All of these distinctions seek to justify deviation from the usual rules and expectations about finance, work, and fairness. All step around acknowledging all software as the fruit of individual investment, labor, and nonrenewable time. All apply selectively, to the work we want free from others, but not the work we do ourselves. All encourage differentiated projects and companies to dedifferentiate themselves, to the benefit of incumbents with advantages new players can’t reproduce.

Exit

When I write that open source producers have to get comfortable talking business, talking about money and their needs, when I write about overcoming the financial infantilization of developers, I’m pointing to a way out of a cycle, by opting into a preexisting solution.

Industry ignores the production side of open source, adopting en masse, and squeezing for value. The community reinforces demanding, hungry behavior, training industry to overdo it. Bad, predictable outcomes of demand and neglect—industry neglect of open source developers, and developers’ enabling neglect of themselves—boil over into a perceived crisis.

Industry knows how to talk about money, and how to pay who it has to pay. But rather than opt into it, we articulate the crisis, each time, in timid, metaphoric terms that signal us out of coequal, transactional, businesslike resolution.

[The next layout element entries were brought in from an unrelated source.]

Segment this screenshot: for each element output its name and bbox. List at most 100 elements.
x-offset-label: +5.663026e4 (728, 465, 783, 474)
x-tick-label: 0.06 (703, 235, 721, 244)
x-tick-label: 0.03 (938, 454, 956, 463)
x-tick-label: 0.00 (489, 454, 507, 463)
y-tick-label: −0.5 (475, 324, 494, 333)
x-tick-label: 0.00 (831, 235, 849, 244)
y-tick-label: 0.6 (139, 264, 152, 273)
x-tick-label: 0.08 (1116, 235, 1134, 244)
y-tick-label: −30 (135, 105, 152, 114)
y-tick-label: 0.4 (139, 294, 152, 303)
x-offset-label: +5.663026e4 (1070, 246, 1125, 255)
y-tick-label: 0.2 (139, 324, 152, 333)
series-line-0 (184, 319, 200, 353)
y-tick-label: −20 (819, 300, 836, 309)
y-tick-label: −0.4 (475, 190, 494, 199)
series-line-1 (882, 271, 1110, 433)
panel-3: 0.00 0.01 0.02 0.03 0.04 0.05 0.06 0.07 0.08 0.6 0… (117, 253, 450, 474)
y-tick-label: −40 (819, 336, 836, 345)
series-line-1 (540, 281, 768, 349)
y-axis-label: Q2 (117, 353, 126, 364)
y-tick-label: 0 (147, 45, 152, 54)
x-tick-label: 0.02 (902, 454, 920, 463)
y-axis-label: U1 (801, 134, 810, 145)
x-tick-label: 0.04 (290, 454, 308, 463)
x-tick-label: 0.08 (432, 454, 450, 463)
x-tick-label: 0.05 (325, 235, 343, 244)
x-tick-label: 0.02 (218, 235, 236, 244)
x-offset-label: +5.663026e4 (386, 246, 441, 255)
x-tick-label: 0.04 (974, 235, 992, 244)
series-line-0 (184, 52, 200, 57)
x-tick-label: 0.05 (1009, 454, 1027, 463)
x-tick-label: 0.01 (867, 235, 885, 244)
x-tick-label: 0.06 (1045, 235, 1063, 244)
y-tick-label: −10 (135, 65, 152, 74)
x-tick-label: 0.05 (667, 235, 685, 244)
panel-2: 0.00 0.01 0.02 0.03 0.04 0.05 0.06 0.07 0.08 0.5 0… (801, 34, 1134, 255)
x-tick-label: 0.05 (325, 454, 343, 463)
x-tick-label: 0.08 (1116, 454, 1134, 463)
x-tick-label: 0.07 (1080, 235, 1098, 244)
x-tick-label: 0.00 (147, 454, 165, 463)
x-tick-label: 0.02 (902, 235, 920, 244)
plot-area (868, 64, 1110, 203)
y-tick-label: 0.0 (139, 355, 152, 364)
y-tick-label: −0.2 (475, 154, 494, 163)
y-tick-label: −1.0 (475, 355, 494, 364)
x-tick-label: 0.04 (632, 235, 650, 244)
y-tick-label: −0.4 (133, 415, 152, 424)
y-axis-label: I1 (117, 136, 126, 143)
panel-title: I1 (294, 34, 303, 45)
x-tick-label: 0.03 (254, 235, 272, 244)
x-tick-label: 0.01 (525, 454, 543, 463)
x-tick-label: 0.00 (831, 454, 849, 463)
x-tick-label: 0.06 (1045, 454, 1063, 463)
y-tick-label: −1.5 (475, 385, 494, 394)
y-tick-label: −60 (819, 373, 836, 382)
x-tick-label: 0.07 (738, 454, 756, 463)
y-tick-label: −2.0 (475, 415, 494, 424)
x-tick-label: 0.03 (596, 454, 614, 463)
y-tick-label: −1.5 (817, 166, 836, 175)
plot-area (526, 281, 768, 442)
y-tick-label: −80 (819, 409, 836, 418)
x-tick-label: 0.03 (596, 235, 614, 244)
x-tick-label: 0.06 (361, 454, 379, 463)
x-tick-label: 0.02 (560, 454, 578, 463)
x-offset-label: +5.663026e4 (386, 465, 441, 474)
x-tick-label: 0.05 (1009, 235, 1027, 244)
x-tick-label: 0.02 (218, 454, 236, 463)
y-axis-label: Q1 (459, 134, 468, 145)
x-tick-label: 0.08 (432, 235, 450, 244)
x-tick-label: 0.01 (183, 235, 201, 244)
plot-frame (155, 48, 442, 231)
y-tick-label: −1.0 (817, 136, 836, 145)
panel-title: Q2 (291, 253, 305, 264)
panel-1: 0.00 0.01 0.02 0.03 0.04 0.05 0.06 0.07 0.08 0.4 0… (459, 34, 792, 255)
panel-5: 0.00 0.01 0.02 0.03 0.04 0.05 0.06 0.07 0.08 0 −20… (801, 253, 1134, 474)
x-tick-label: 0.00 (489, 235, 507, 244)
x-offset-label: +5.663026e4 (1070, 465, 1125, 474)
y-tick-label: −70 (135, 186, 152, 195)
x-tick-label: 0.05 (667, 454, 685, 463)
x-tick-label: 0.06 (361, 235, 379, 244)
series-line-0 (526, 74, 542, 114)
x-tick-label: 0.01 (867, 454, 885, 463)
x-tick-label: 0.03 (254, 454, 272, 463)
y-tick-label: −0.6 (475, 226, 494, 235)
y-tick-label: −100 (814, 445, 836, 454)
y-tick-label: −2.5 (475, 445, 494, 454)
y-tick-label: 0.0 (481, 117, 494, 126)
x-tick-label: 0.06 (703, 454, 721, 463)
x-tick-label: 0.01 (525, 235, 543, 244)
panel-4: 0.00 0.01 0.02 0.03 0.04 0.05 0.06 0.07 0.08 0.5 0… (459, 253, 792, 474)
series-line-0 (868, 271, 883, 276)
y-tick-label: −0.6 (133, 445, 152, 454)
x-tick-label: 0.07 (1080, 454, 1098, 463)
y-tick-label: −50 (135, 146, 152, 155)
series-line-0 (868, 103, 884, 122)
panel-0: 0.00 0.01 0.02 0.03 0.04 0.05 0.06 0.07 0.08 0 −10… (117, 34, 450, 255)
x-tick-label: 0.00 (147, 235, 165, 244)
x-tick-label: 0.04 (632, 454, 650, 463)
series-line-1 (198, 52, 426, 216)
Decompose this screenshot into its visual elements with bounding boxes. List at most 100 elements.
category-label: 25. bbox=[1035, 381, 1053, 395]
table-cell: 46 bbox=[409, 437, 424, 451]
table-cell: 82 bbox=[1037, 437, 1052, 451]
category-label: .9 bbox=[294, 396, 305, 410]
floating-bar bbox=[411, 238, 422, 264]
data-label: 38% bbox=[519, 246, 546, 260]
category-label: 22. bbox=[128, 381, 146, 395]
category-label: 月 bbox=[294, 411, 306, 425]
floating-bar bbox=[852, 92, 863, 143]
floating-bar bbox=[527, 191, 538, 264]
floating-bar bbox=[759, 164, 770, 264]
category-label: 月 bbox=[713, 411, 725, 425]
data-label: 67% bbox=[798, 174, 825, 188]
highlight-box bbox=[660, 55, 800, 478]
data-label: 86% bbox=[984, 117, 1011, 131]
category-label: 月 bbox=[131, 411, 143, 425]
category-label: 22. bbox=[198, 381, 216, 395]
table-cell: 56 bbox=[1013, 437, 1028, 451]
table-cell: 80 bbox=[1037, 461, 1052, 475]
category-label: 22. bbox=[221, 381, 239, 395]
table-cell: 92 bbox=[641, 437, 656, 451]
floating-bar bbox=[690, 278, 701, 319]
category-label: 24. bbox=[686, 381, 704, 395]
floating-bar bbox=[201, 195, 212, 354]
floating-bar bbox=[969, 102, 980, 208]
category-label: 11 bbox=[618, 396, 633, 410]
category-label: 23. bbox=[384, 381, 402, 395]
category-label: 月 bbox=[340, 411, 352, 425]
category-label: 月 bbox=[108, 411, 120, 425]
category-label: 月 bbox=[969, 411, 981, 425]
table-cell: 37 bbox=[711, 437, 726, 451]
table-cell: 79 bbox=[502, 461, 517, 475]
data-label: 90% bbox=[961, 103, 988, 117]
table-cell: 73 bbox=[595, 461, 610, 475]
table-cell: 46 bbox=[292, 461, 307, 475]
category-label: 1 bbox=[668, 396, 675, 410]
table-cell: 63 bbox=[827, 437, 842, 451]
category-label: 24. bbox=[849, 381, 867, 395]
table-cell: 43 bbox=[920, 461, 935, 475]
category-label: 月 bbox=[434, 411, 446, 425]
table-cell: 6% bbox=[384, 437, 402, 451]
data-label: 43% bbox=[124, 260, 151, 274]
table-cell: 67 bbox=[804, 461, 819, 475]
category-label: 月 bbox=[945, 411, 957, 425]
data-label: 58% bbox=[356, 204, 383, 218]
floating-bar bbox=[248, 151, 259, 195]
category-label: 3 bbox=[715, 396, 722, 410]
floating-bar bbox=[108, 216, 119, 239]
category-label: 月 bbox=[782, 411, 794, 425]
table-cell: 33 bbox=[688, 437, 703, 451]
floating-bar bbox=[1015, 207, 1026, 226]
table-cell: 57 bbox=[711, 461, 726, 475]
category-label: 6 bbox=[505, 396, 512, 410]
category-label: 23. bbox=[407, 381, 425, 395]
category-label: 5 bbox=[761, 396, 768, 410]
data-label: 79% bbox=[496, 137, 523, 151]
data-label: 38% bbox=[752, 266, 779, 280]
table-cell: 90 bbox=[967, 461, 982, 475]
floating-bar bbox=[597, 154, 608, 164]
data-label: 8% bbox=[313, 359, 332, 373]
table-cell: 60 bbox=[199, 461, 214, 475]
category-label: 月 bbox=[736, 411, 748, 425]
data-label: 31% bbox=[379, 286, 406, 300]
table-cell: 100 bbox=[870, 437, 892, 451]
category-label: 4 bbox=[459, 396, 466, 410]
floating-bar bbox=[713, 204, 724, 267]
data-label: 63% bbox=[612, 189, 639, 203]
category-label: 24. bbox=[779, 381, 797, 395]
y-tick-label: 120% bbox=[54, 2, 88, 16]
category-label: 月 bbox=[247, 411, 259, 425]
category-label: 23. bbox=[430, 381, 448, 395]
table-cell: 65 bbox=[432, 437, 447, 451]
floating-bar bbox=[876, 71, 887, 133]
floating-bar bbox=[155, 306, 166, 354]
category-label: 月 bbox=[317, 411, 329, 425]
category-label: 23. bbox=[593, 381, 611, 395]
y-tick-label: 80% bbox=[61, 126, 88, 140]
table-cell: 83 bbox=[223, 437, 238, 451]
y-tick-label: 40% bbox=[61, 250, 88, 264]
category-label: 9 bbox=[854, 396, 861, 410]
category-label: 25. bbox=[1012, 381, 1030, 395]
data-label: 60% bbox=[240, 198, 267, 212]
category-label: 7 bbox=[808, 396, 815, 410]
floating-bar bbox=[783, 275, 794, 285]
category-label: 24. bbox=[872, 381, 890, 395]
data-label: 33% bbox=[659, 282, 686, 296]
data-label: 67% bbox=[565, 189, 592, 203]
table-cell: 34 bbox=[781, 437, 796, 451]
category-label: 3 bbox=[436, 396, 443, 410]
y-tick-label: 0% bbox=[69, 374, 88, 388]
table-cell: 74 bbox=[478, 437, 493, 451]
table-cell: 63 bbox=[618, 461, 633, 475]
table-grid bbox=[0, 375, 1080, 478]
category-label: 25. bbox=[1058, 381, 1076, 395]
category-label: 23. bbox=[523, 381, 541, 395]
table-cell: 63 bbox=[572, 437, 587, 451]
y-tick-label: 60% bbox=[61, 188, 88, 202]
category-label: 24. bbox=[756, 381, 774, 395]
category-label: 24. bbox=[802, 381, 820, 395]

The results are ad hoc, nonstructural, little-repeatable, and paltry, in dollar terms. A few enlightened champions at large firms with budgets gain leverage, internally, to do grants, boost foundation dues, hire a few developers, or try some new approach. A few smaller players seize the marketing and community signaling opportunity, which exists only so long as paying anything back is abnormal enough to set a company apart. When the crisis is perceived to pass, the trickle of dollars industry chose to pay, but never had to pay, dries up.

Beware of vocabulary that perpetuates this cycle. Beware of theories that make open source, or software economics, seem simple. Beware of generalizations that don’t adequately account for you and your particular situation, that don’t give your effort a legitimate place.

There are very good reasons to contribute to open source, from altruism to ruthless self-interest. But there are also very strong incentives to convince others to contribute, not to their benefit, but at their expense, for the enrichment of others. When you contribute, know why, and how that’s justified, not in the prevailing metaphoric terms of the day, but in concrete, business-plan terms. Your basic needs are no different than those of open source consumers’. Don’t be relegated to a category, rhetorically or practically, where your equal needs are less equal than theirs.